Mü'min olmaya namzet olunan 3. basamakla 14. basamak arasında nefs tezkiyesi söz konusu olmadığından Mu'min 40’da belirtilen salih amel işleyenlerin mü'min olması konusuna açıklık getirir misiniz?

Mu'min Suresinin 40. âyet-i kerimesinde, salih amel işleyenlerin mü'min olduğu belirtilmektedir. Gerçek anlamda mü'min olmanın 14. basamakta kalbimize îmânın yazılmasıyla gerçekleştiğini hamdolsun ki sizden öğrendik.
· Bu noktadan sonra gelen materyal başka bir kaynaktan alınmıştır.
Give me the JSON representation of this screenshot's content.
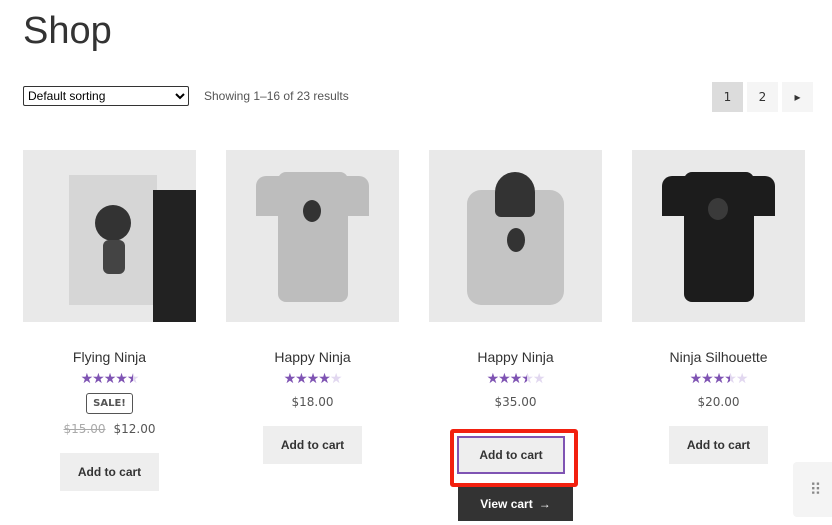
{
  "page": {
    "title": "Shop"
  },
  "toolbar": {
    "sort_selected": "Default sorting",
    "result_count": "Showing 1–16 of 23 results"
  },
  "pagination": {
    "pages": [
      "1",
      "2"
    ],
    "current": "1",
    "next_icon": "chevron-right-icon"
  },
  "colors": {
    "accent": "#7f54b3",
    "highlight": "#f2200f"
  },
  "products": [
    {
      "name": "Flying Ninja",
      "rating": 4.5,
      "sale_badge": "SALE!",
      "old_price": "$15.00",
      "price": "$12.00",
      "button": "Add to cart"
    },
    {
      "name": "Happy Ninja",
      "rating": 4,
      "price": "$18.00",
      "button": "Add to cart"
    },
    {
      "name": "Happy Ninja",
      "rating": 3.5,
      "price": "$35.00",
      "button": "Add to cart",
      "view_cart": "View cart"
    },
    {
      "name": "Ninja Silhouette",
      "rating": 3.5,
      "price": "$20.00",
      "button": "Add to cart"
    }
  ]
}
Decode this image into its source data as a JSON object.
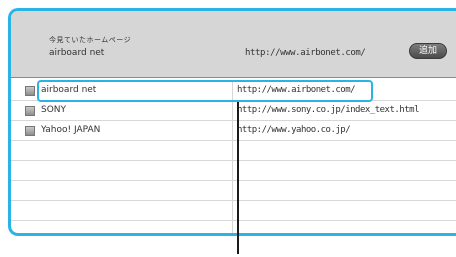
{
  "header": {
    "caption": "今見ていたホームページ",
    "current_title": "airboard net",
    "current_url": "http://www.airbonet.com/",
    "add_label": "追加"
  },
  "bookmarks": [
    {
      "title": "airboard net",
      "url": "http://www.airbonet.com/"
    },
    {
      "title": "SONY",
      "url": "http://www.sony.co.jp/index_text.html"
    },
    {
      "title": "Yahoo! JAPAN",
      "url": "http://www.yahoo.co.jp/"
    },
    {
      "title": "",
      "url": ""
    },
    {
      "title": "",
      "url": ""
    },
    {
      "title": "",
      "url": ""
    },
    {
      "title": "",
      "url": ""
    },
    {
      "title": "",
      "url": ""
    }
  ],
  "colors": {
    "accent": "#2ab4e6",
    "header_bg": "#d6d6d6",
    "button_bg": "#5a5a5a"
  }
}
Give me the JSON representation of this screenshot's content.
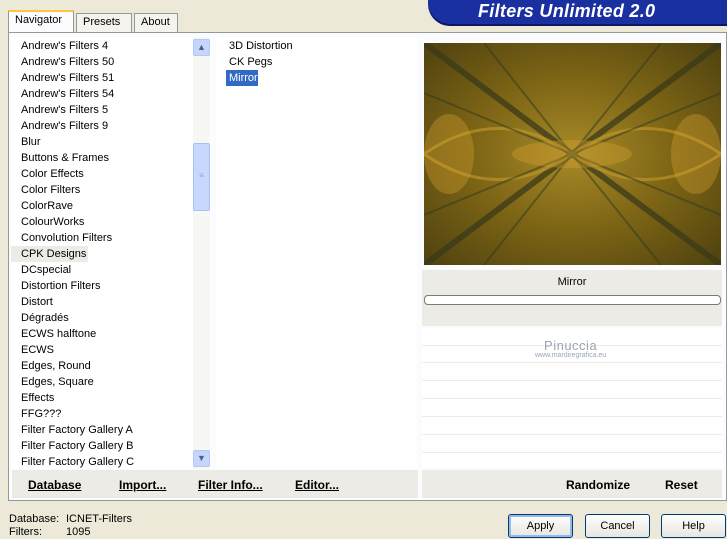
{
  "tabs": [
    {
      "label": "Navigator"
    },
    {
      "label": "Presets"
    },
    {
      "label": "About"
    }
  ],
  "banner": {
    "title": "Filters Unlimited 2.0"
  },
  "categories": [
    "Andrew's Filters 4",
    "Andrew's Filters 50",
    "Andrew's Filters 51",
    "Andrew's Filters 54",
    "Andrew's Filters 5",
    "Andrew's Filters 9",
    "Blur",
    "Buttons & Frames",
    "Color Effects",
    "Color Filters",
    "ColorRave",
    "ColourWorks",
    "Convolution Filters",
    "CPK Designs",
    "DCspecial",
    "Distortion Filters",
    "Distort",
    "Dégradés",
    "ECWS halftone",
    "ECWS",
    "Edges, Round",
    "Edges, Square",
    "Effects",
    "FFG???",
    "Filter Factory Gallery A",
    "Filter Factory Gallery B",
    "Filter Factory Gallery C"
  ],
  "selected_category": "CPK Designs",
  "filters": [
    "3D Distortion",
    "CK Pegs",
    "Mirror"
  ],
  "selected_filter": "Mirror",
  "preview": {
    "filter_name": "Mirror"
  },
  "watermark": {
    "name": "Pinuccia",
    "url": "www.mardiregrafica.eu"
  },
  "toolbar_left": {
    "database": "Database",
    "import": "Import...",
    "filter_info": "Filter Info...",
    "editor": "Editor..."
  },
  "toolbar_right": {
    "randomize": "Randomize",
    "reset": "Reset"
  },
  "status": {
    "database_label": "Database:",
    "database_value": "ICNET-Filters",
    "filters_label": "Filters:",
    "filters_value": "1095"
  },
  "buttons": {
    "apply": "Apply",
    "cancel": "Cancel",
    "help": "Help"
  },
  "colors": {
    "banner": "#1a2fa0",
    "selection": "#316ac5",
    "background": "#ece9d8"
  }
}
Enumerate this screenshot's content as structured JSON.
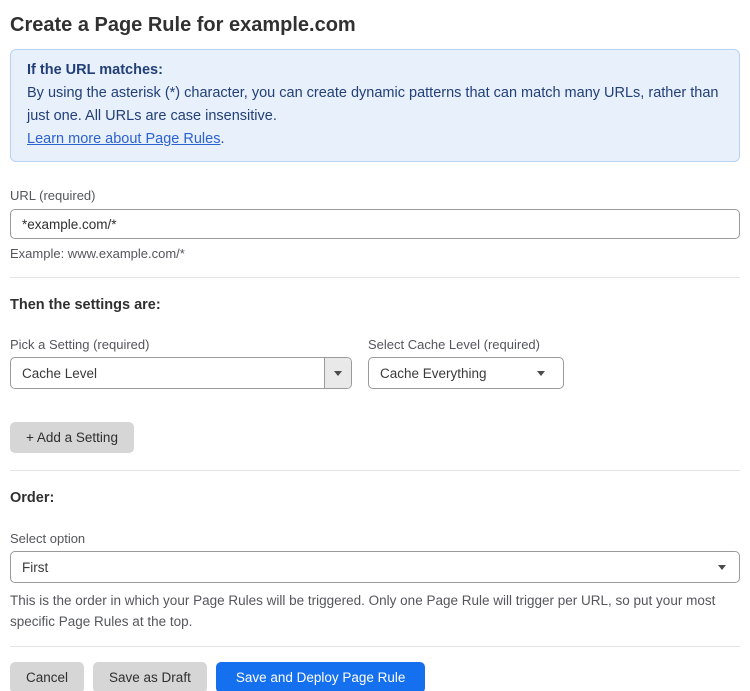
{
  "page": {
    "title": "Create a Page Rule for example.com"
  },
  "info_box": {
    "heading": "If the URL matches:",
    "body": "By using the asterisk (*) character, you can create dynamic patterns that can match many URLs, rather than just one. All URLs are case insensitive.",
    "link_label": "Learn more about Page Rules",
    "link_suffix": "."
  },
  "url_field": {
    "label": "URL (required)",
    "value": "*example.com/*",
    "helper": "Example: www.example.com/*"
  },
  "settings": {
    "heading": "Then the settings are:",
    "setting_picker": {
      "label": "Pick a Setting (required)",
      "value": "Cache Level"
    },
    "cache_level_picker": {
      "label": "Select Cache Level (required)",
      "value": "Cache Everything"
    },
    "add_setting_label": "+ Add a Setting"
  },
  "order": {
    "heading": "Order:",
    "label": "Select option",
    "value": "First",
    "helper": "This is the order in which your Page Rules will be triggered. Only one Page Rule will trigger per URL, so put your most specific Page Rules at the top."
  },
  "actions": {
    "cancel": "Cancel",
    "save_draft": "Save as Draft",
    "save_deploy": "Save and Deploy Page Rule"
  },
  "icons": {
    "dropdown_arrow": "caret-down"
  },
  "colors": {
    "primary_blue": "#1570ef",
    "info_bg": "#e7f0fb",
    "info_border": "#b9d3f3",
    "info_text": "#223f77",
    "link": "#2c62d1",
    "button_gray": "#d6d6d6",
    "input_border": "#9a9a9a",
    "divider": "#e4e4e4"
  }
}
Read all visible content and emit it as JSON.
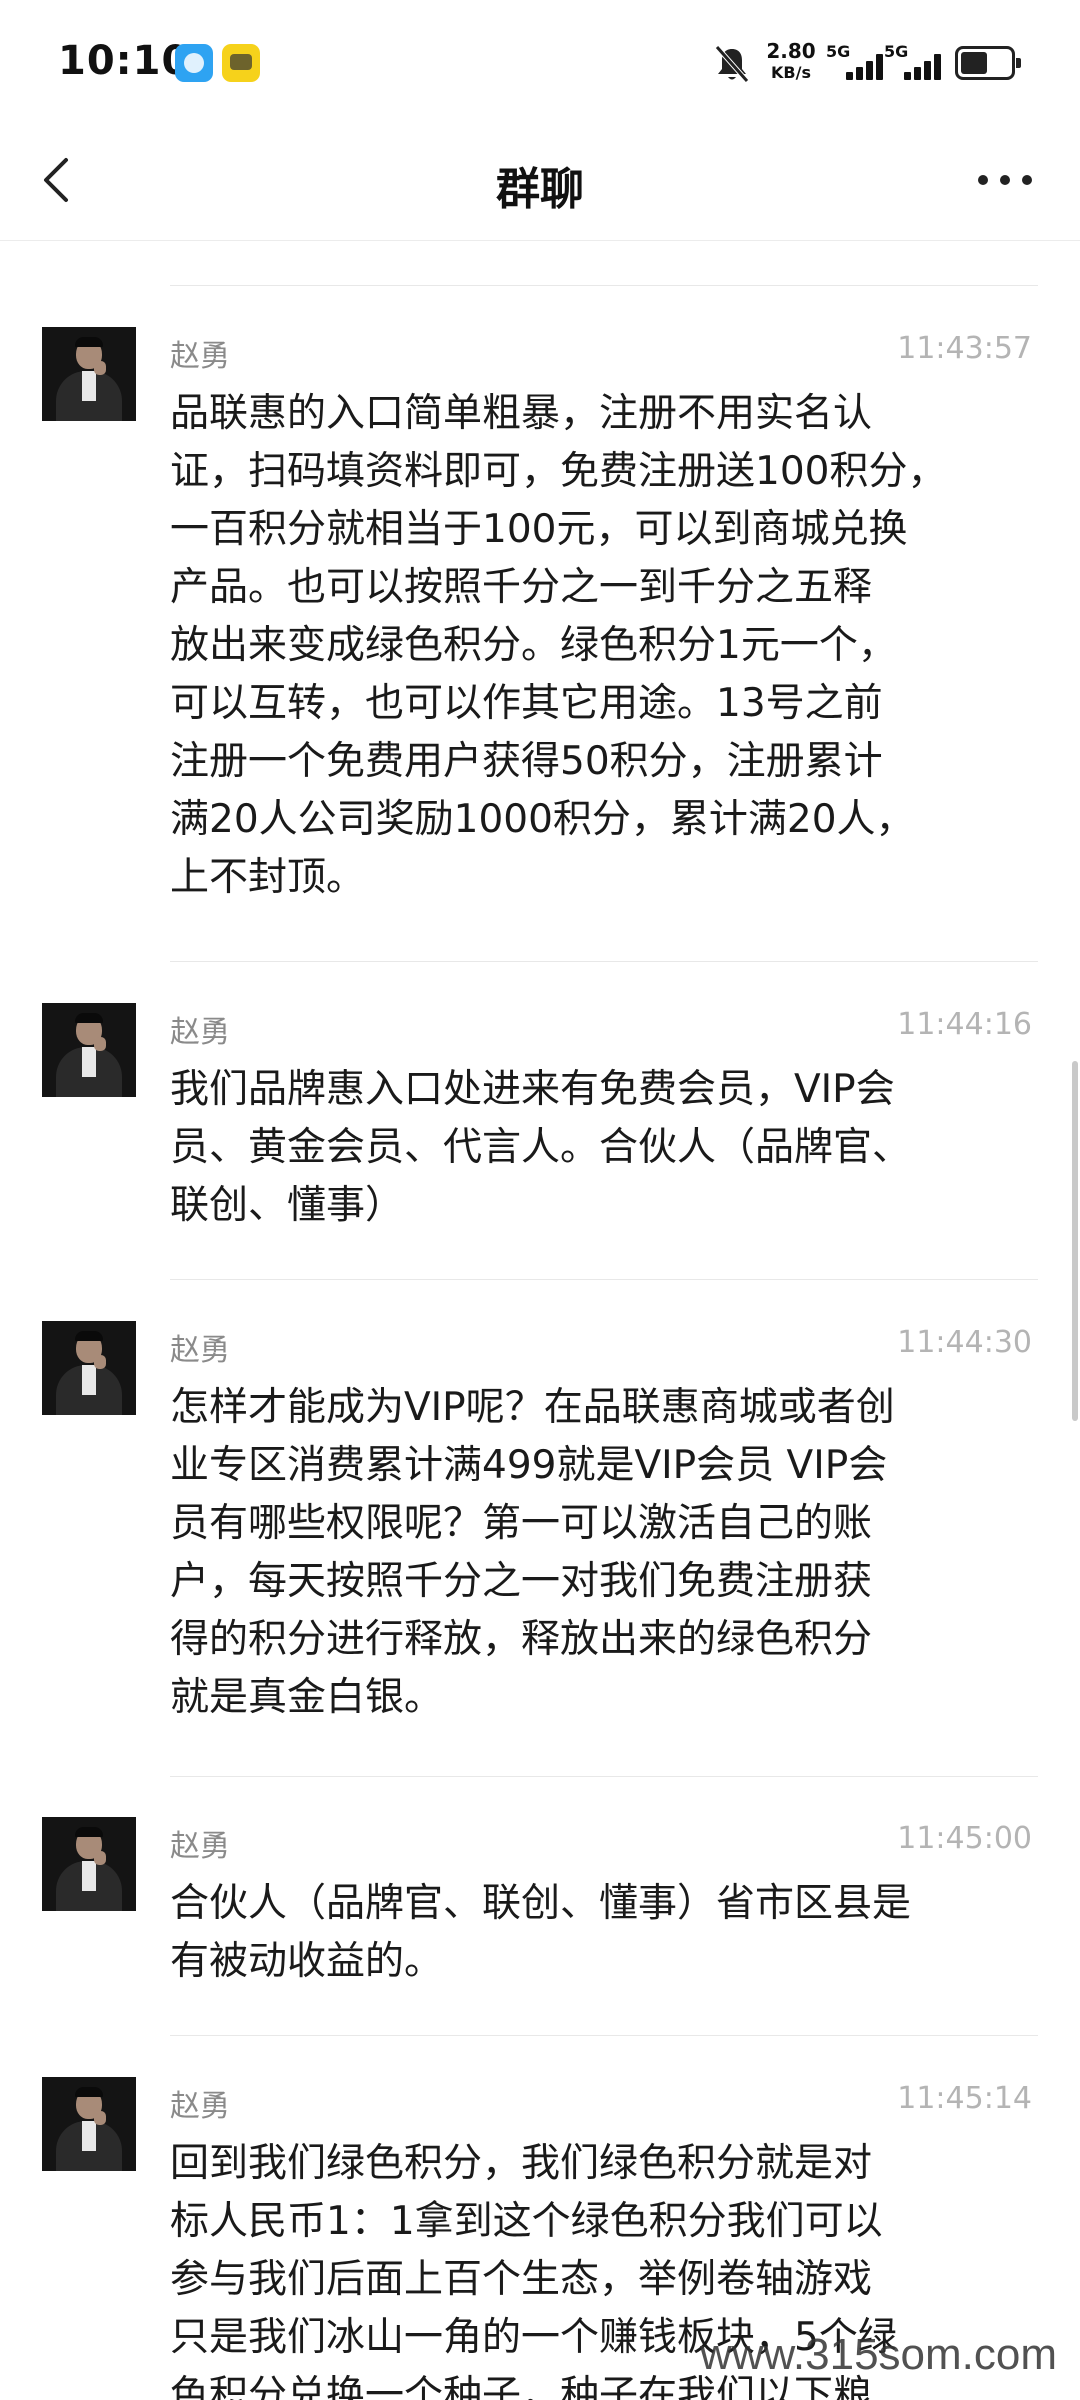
{
  "status_bar": {
    "time": "10:10",
    "net_speed_value": "2.80",
    "net_speed_unit": "KB/s",
    "signal_1": "5G",
    "signal_2": "5G",
    "battery_level_percent": 55,
    "icons": [
      "app-notification-icon",
      "app-notification-icon-2",
      "mute-bell-icon",
      "battery-icon"
    ]
  },
  "nav": {
    "title": "群聊",
    "back_icon": "chevron-left-icon",
    "more_icon": "more-dots-icon"
  },
  "messages": [
    {
      "sender": "赵勇",
      "time": "11:43:57",
      "text": "品联惠的入口简单粗暴，注册不用实名认\n证，扫码填资料即可，免费注册送100积分，\n一百积分就相当于100元，可以到商城兑换\n产品。也可以按照千分之一到千分之五释\n放出来变成绿色积分。绿色积分1元一个，\n可以互转，也可以作其它用途。13号之前\n注册一个免费用户获得50积分，注册累计\n满20人公司奖励1000积分，累计满20人，\n上不封顶。"
    },
    {
      "sender": "赵勇",
      "time": "11:44:16",
      "text": "我们品牌惠入口处进来有免费会员，VIP会\n员、黄金会员、代言人。合伙人（品牌官、\n联创、懂事）"
    },
    {
      "sender": "赵勇",
      "time": "11:44:30",
      "text": "怎样才能成为VIP呢？在品联惠商城或者创\n业专区消费累计满499就是VIP会员 VIP会\n员有哪些权限呢？第一可以激活自己的账\n户，每天按照千分之一对我们免费注册获\n得的积分进行释放，释放出来的绿色积分\n就是真金白银。"
    },
    {
      "sender": "赵勇",
      "time": "11:45:00",
      "text": "合伙人（品牌官、联创、懂事）省市区县是\n有被动收益的。"
    },
    {
      "sender": "赵勇",
      "time": "11:45:14",
      "text": "回到我们绿色积分，我们绿色积分就是对\n标人民币1：1拿到这个绿色积分我们可以\n参与我们后面上百个生态，举例卷轴游戏\n只是我们冰山一角的一个赚钱板块，5个绿\n色积分兑换一个种子，种子在我们以下粮"
    }
  ],
  "watermark": "www.315som.com"
}
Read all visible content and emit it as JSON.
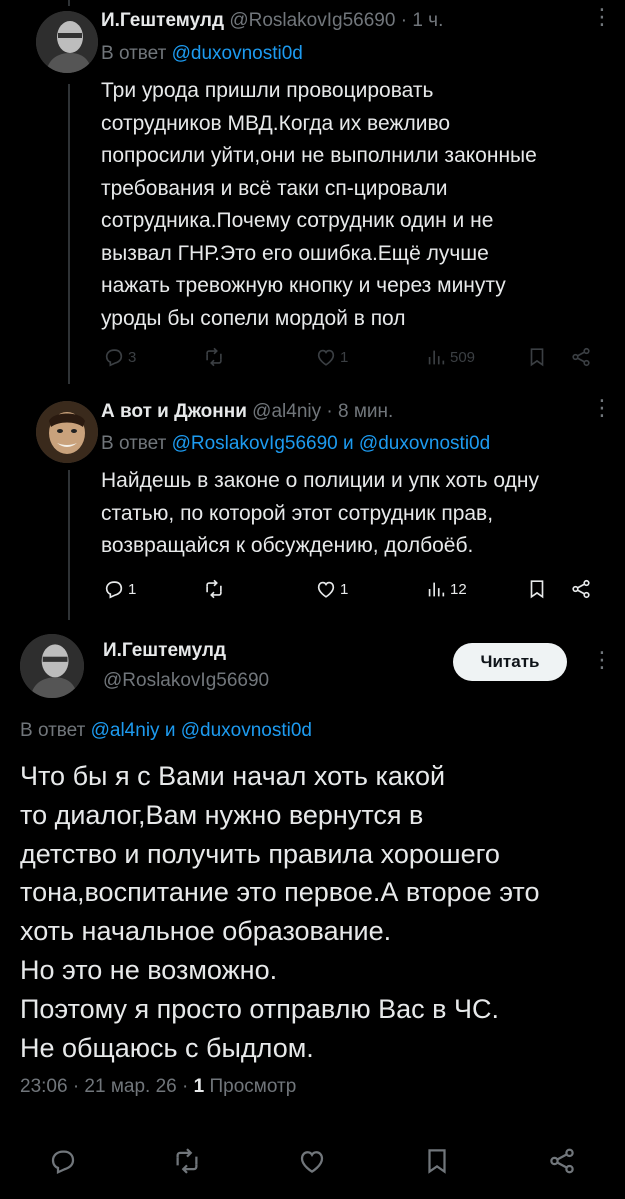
{
  "tweets": [
    {
      "name": "И.Гештемулд",
      "handle": "@RoslakovIg56690",
      "time": "· 1 ч.",
      "reply_prefix": "В ответ",
      "reply_to": "@duxovnosti0d",
      "text_lines": [
        "Три урода пришли провоцировать",
        "сотрудников МВД.Когда их вежливо",
        "попросили уйти,они не выполнили законные",
        "требования и всё таки сп-цировали",
        "сотрудника.Почему сотрудник один и не",
        "вызвал ГНР.Это его ошибка.Ещё лучше",
        "нажать тревожную кнопку и через минуту",
        "уроды бы сопели мордой в пол"
      ],
      "replies": "3",
      "retweets": "",
      "likes": "1",
      "views": "509"
    },
    {
      "name": "А вот и Джонни",
      "handle": "@al4niy",
      "time": "· 8 мин.",
      "reply_prefix": "В ответ",
      "reply_to": "@RoslakovIg56690",
      "reply_and": "и",
      "reply_to_2": "@duxovnosti0d",
      "text_lines": [
        "Найдешь в законе о полиции и упк хоть одну",
        "статью, по которой этот сотрудник прав,",
        "возвращайся к обсуждению, долбоёб."
      ],
      "replies": "1",
      "retweets": "",
      "likes": "1",
      "views": "12"
    }
  ],
  "main_tweet": {
    "name": "И.Гештемулд",
    "handle": "@RoslakovIg56690",
    "follow_label": "Читать",
    "reply_prefix": "В ответ",
    "reply_to": "@al4niy",
    "reply_and": "и",
    "reply_to_2": "@duxovnosti0d",
    "text_lines": [
      "Что бы я с Вами начал хоть какой",
      "то диалог,Вам нужно вернутся в",
      "детство и получить правила хорошего",
      "тона,воспитание это первое.А второе это",
      "хоть начальное образование.",
      "Но это не возможно.",
      "Поэтому я просто отправлю Вас в ЧС.",
      "Не общаюсь с быдлом."
    ],
    "time": "23:06 · 21 мар. 26 ·",
    "views_count": "1",
    "views_label": "Просмотр"
  },
  "icons": {
    "reply": "reply-icon",
    "retweet": "retweet-icon",
    "like": "heart-icon",
    "views": "views-icon",
    "bookmark": "bookmark-icon",
    "share": "share-icon",
    "more": "more-icon"
  },
  "colors": {
    "background": "#000000",
    "text": "#e7e9ea",
    "muted": "#71767b",
    "link": "#1d9bf0",
    "follow_bg": "#eff3f4"
  }
}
40/MU'MİN-40: Men amile seyyieten fe lâ yuczâ illâ mislehâ, ve men amile sâlihan min zekerin ev unsâ ve huve mu'minun fe ulâike yedhulûnel cennete yurzekûne fîhâ bi gayri hisâb(hisâbin).
Kim seyyiat (şer, derecat düşürücü ameller) işlerse mislinden daha fazla cezalandırılmaz. Kadınlardan veya erkeklerden kim amilüssalihat (nefsi ıslâh edici ameller, nefs tezkiyesi) yaparsa işte onlar, (îmânı artan) mü’minlerdir. Onlar, cennete konulacak ve hesapsız rızıklandırılacaktır.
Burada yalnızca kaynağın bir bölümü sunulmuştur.